И было что-то в его голосе такое, что Павлика вдруг пронзило: а что, если и Леша Бешеный сам на руку нечист и всё его добро не только трудом, но и воровством нажито? А директор с его роскошным домом и личным автомобилем, а агроном, а главный экономист? Они на своих машинах ездят, а за бензин cами платят или в совхозе берут? И только ли бензин? На поле иногда приезжали государственные машины с оплаченными в совхозной конторе накладными. Заплачено за пять мешков, просят положить десять, мы-де договорились.
– С кем вы договорились? – вскипал Павлик. – Если написано в накладных пять мешков, значит пять.
– Тебе какое дело? – Мужики были разные, но говорили примерно одно и то же. – Ты студент? Студент. Вот и грузи, сколько тебе велено. А вы чего, парни, стоите? – обращались одни повелительно, другие заискивающе к структуралистам, с удовольствием наблюдавшим за Непомилуевым. – Грузите давайте. На пиво дадим.
– Не, мы без старшого никак не могем, – отвечал Сыроед басом. – Строг больно, да и драчлив не в меру. Вы лучше идите, граждане жулики, с директором договаривайтесь.
– Да договорились уже! – вопили казенные мужики, на «жуликов» не обижаясь.
– Вот с директором сюда и приезжайте, – возражал Павлик свирепо, и в морду хотелось им дать. Потому что, понимал юный руководитель, тут уж точно враги, вот где антисоветчики самые лютые. Не на словах, а по делам своим. Ворюги, сытые, наглые, ничего не боящиеся, у государства ворующие. И такую ощущал ярость и ненависть к ним, что криком хотелось на всю деревню заорать, чтобы все услышали: держи вора!
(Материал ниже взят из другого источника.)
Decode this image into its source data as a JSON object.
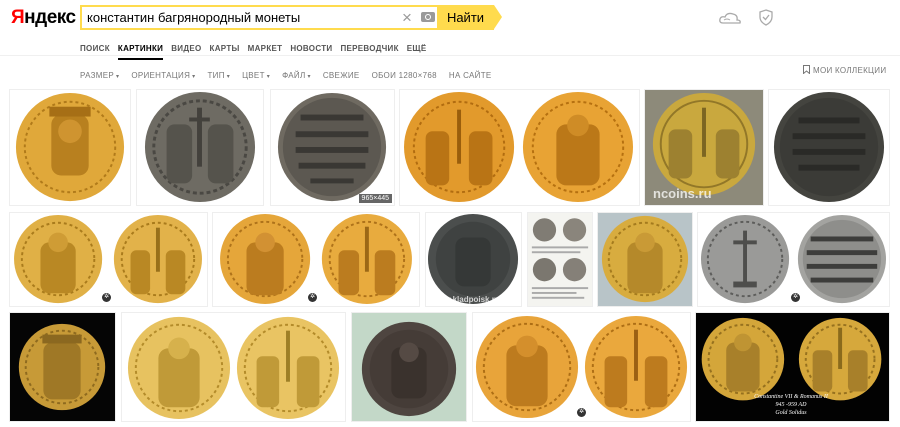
{
  "header": {
    "logo_y": "Я",
    "logo_rest": "ндекс",
    "search_value": "константин багрянородный монеты",
    "find_label": "Найти"
  },
  "tabs": [
    {
      "label": "ПОИСК"
    },
    {
      "label": "КАРТИНКИ"
    },
    {
      "label": "ВИДЕО"
    },
    {
      "label": "КАРТЫ"
    },
    {
      "label": "МАРКЕТ"
    },
    {
      "label": "НОВОСТИ"
    },
    {
      "label": "ПЕРЕВОДЧИК"
    },
    {
      "label": "ЕЩЁ"
    }
  ],
  "filters": [
    {
      "label": "РАЗМЕР",
      "dropdown": true
    },
    {
      "label": "ОРИЕНТАЦИЯ",
      "dropdown": true
    },
    {
      "label": "ТИП",
      "dropdown": true
    },
    {
      "label": "ЦВЕТ",
      "dropdown": true
    },
    {
      "label": "ФАЙЛ",
      "dropdown": true
    },
    {
      "label": "СВЕЖИЕ",
      "dropdown": false
    },
    {
      "label": "ОБОИ 1280×768",
      "dropdown": false
    },
    {
      "label": "НА САЙТЕ",
      "dropdown": false
    }
  ],
  "collections_label": "МОИ КОЛЛЕКЦИИ",
  "results": {
    "badge_size": "965×445",
    "watermark_ncoins": "ncoins.ru",
    "watermark_kladpoisk": "www.kladpoisk.ru",
    "caption_lines": [
      "Constantine VII & Romanus II",
      "945 -959 AD",
      "Gold Solidus"
    ]
  },
  "colors": {
    "accent": "#ffdb4d",
    "logo_red": "#ff0000",
    "gold": "#d9a33a",
    "bronze": "#5b5b57"
  }
}
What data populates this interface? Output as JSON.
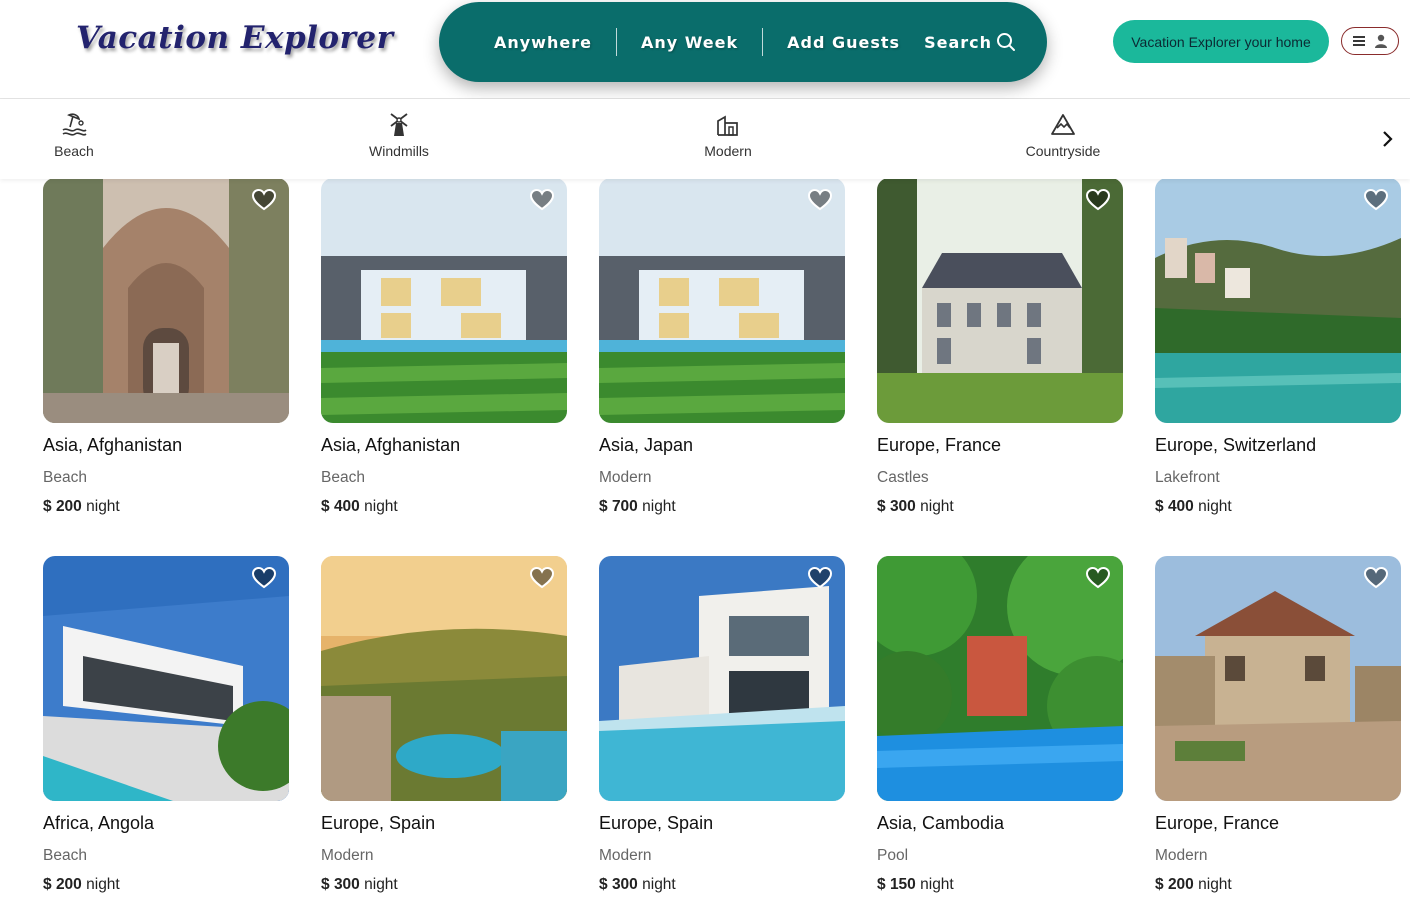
{
  "header": {
    "logo": "Vacation Explorer",
    "search": {
      "anywhere": "Anywhere",
      "any_week": "Any Week",
      "add_guests": "Add Guests",
      "search_label": "Search"
    },
    "host_button": "Vacation Explorer your home",
    "menu_icons": [
      "menu-icon",
      "user-icon"
    ]
  },
  "categories": [
    {
      "label": "Beach",
      "icon": "beach-icon"
    },
    {
      "label": "Windmills",
      "icon": "windmill-icon"
    },
    {
      "label": "Modern",
      "icon": "modern-building-icon"
    },
    {
      "label": "Countryside",
      "icon": "mountain-icon"
    }
  ],
  "listings": [
    {
      "location": "Asia, Afghanistan",
      "category": "Beach",
      "currency": "$",
      "price": "200",
      "unit": "night"
    },
    {
      "location": "Asia, Afghanistan",
      "category": "Beach",
      "currency": "$",
      "price": "400",
      "unit": "night"
    },
    {
      "location": "Asia, Japan",
      "category": "Modern",
      "currency": "$",
      "price": "700",
      "unit": "night"
    },
    {
      "location": "Europe, France",
      "category": "Castles",
      "currency": "$",
      "price": "300",
      "unit": "night"
    },
    {
      "location": "Europe, Switzerland",
      "category": "Lakefront",
      "currency": "$",
      "price": "400",
      "unit": "night"
    },
    {
      "location": "Africa, Angola",
      "category": "Beach",
      "currency": "$",
      "price": "200",
      "unit": "night"
    },
    {
      "location": "Europe, Spain",
      "category": "Modern",
      "currency": "$",
      "price": "300",
      "unit": "night"
    },
    {
      "location": "Europe, Spain",
      "category": "Modern",
      "currency": "$",
      "price": "300",
      "unit": "night"
    },
    {
      "location": "Asia, Cambodia",
      "category": "Pool",
      "currency": "$",
      "price": "150",
      "unit": "night"
    },
    {
      "location": "Europe, France",
      "category": "Modern",
      "currency": "$",
      "price": "200",
      "unit": "night"
    }
  ],
  "colors": {
    "search_bg": "#0a6d6b",
    "host_btn_bg": "#1bb89b",
    "logo": "#23236e"
  }
}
– Ты хоть понимаешь, откуда эти оглоеды? – спросил у Павлика опытный Рома Богач, после того как тот отправил ни с чем очередную машину, записав, к возмущению хозяина, ее номер. – Райком, райисполком, военкомат, обэхаэсэс, милиция, суд, прокуратура, – загибал он пальцы. – Конечно, не сами, а шестерок своих присылают, но ты с ними бодаться будешь?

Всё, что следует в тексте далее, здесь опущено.